Two Droupout(0.2) layers.
I have got very erratic curves for validation. see the picture here.
how can I smoothen them to look more like in the examples? what do I need to change?
thank you
Which assignment is this for?
the assignment for Week 3, C3W3_Assignment.
I think you should be using lstm with dropouts. Great thing about lstm is you can add dropouts right in the parameters. Instead of making a whole new layer. You are probably using to many layers as well. maybe 2 lstm layers with a drop out with 2 dense layers should be plenty. Just remember to add the return_sequences to true in your parameters. If you have everything else it should run fine. Tell me how it goes. Good luck
I have tried two LSTM layers and 2 Dense layers()
tf.keras.layers.Bidirectional(tf.keras.layers.LSTM(64, dropout=0.2, return_sequences=True)),
# tf.keras.layers.LSTM(32),
tf.keras.layers.Bidirectional(tf.keras.layers.LSTM(32)),
tf.keras.layers.Dense(8, activation='relu'),
tf.keras.layers.Dense(1, activation='sigmoid')
It still looks jagged, nothing like in the examples.
Did you set up an embedding? Mine had 1 embedding layer, 1 lstm, one dropout, and 2 dense layers
yes, it works now - yet, my validation loss curve still looks jagged.
what does yours look like? does it look like any of the examples.
Hey bluetail!
I might try using a slightly simpler model architecture here - and avoid using the built-in dropout in the LSTM feature.
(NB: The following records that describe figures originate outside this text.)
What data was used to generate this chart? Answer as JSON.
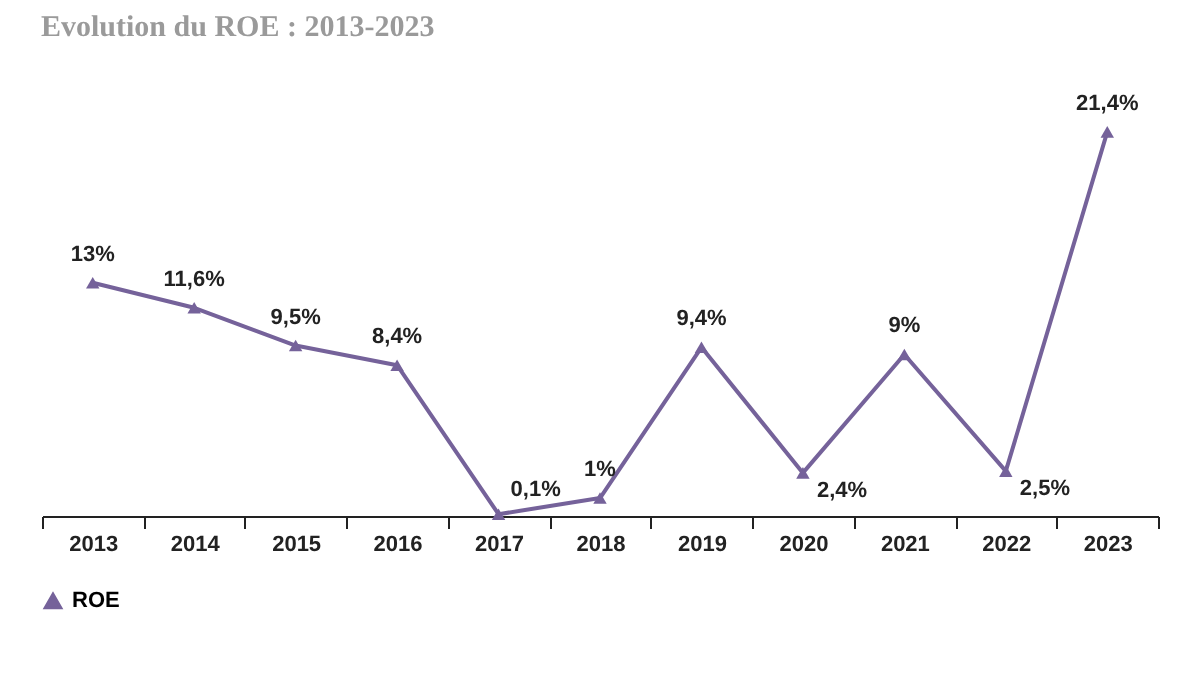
{
  "chart_data": {
    "type": "line",
    "title": "Evolution du ROE : 2013-2023",
    "categories": [
      "2013",
      "2014",
      "2015",
      "2016",
      "2017",
      "2018",
      "2019",
      "2020",
      "2021",
      "2022",
      "2023"
    ],
    "series": [
      {
        "name": "ROE",
        "color": "#75629a",
        "values": [
          13,
          11.6,
          9.5,
          8.4,
          0.1,
          1,
          9.4,
          2.4,
          9,
          2.5,
          21.4
        ],
        "value_labels": [
          "13%",
          "11,6%",
          "9,5%",
          "8,4%",
          "0,1%",
          "1%",
          "9,4%",
          "2,4%",
          "9%",
          "2,5%",
          "21,4%"
        ]
      }
    ],
    "marker": "triangle",
    "legend": "bottom",
    "grid": false,
    "tick_labels": "x"
  }
}
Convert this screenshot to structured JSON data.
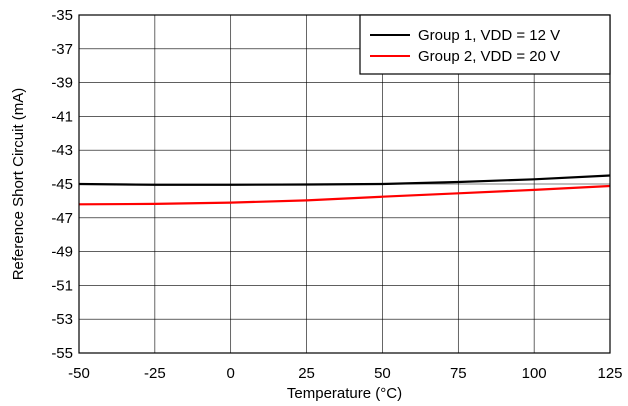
{
  "chart_data": {
    "type": "line",
    "xlabel": "Temperature (°C)",
    "ylabel": "Reference Short Circuit (mA)",
    "xlim": [
      -50,
      125
    ],
    "ylim": [
      -55,
      -35
    ],
    "x_ticks": [
      "-50",
      "-25",
      "0",
      "25",
      "50",
      "75",
      "100",
      "125"
    ],
    "y_ticks": [
      "-35",
      "-37",
      "-39",
      "-41",
      "-43",
      "-45",
      "-47",
      "-49",
      "-51",
      "-53",
      "-55"
    ],
    "grid": true,
    "legend_position": "top-right",
    "series": [
      {
        "name": "Group 1, VDD = 12 V",
        "color": "#000000",
        "x": [
          -50,
          -25,
          0,
          25,
          50,
          75,
          100,
          125
        ],
        "y": [
          -45.0,
          -45.05,
          -45.05,
          -45.03,
          -45.0,
          -44.88,
          -44.72,
          -44.5
        ]
      },
      {
        "name": "Group 2, VDD = 20 V",
        "color": "#ff0000",
        "x": [
          -50,
          -25,
          0,
          25,
          50,
          75,
          100,
          125
        ],
        "y": [
          -46.2,
          -46.18,
          -46.1,
          -45.97,
          -45.75,
          -45.55,
          -45.35,
          -45.12
        ]
      }
    ]
  }
}
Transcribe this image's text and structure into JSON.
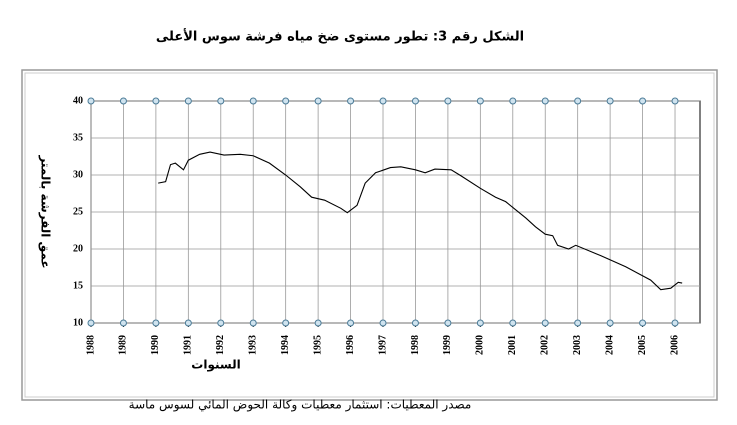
{
  "chart_data": {
    "type": "line",
    "title": "الشكل رقم 3: تطور مستوى ضخ مياه فرشة سوس الأعلى",
    "x_label": "السنوات",
    "y_label": "عمق الفرشة بالمتر",
    "source": "مصدر المعطيات: استثمار معطيات وكالة الحوض المائي لسوس ماسة",
    "x": [
      1990.07,
      1990.3,
      1990.45,
      1990.6,
      1990.85,
      1991.0,
      1991.35,
      1991.67,
      1992.1,
      1992.6,
      1993.0,
      1993.5,
      1994.0,
      1994.45,
      1994.8,
      1995.2,
      1995.7,
      1995.9,
      1996.2,
      1996.45,
      1996.77,
      1997.23,
      1997.55,
      1998.0,
      1998.3,
      1998.6,
      1999.1,
      1999.4,
      2000.0,
      2000.47,
      2000.78,
      2001.09,
      2001.4,
      2001.7,
      2002.0,
      2002.23,
      2002.38,
      2002.72,
      2002.94,
      2003.71,
      2004.48,
      2005.25,
      2005.56,
      2005.87,
      2006.1,
      2006.22
    ],
    "series": [
      {
        "color": "#000000",
        "values": [
          28.9,
          29.1,
          31.4,
          31.6,
          30.7,
          32.0,
          32.8,
          33.1,
          32.7,
          32.8,
          32.6,
          31.6,
          30.0,
          28.4,
          27.0,
          26.6,
          25.5,
          24.9,
          25.9,
          28.9,
          30.3,
          31.0,
          31.1,
          30.7,
          30.3,
          30.8,
          30.7,
          29.9,
          28.2,
          27.0,
          26.4,
          25.3,
          24.2,
          23.0,
          22.0,
          21.8,
          20.5,
          20.0,
          20.5,
          19.1,
          17.6,
          15.8,
          14.5,
          14.7,
          15.5,
          15.4
        ]
      }
    ],
    "xlim": [
      1988,
      2006.77
    ],
    "xticks": [
      1988,
      1989,
      1990,
      1991,
      1992,
      1993,
      1994,
      1995,
      1996,
      1997,
      1998,
      1999,
      2000,
      2001,
      2002,
      2003,
      2004,
      2005,
      2006
    ],
    "ylim": [
      10,
      40
    ],
    "yticks": [
      10,
      15,
      20,
      25,
      30,
      35,
      40
    ],
    "grid": true
  }
}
I was able to see suitable results with that approach - I hope that helps you!
Thanks,
Chris
2 Likes
Jagged wouldn’t be my first concern. That would be flat. By which I mean it doesn’t look like the training loss decreases, which means underfitting or not enough learning. If your validation loss was smooth but the model isn’t learning, that is still undesirable. So I would focus on the model and the training accuracy/loss first. See if @CSAlexiuk advice helps you there.
1 Like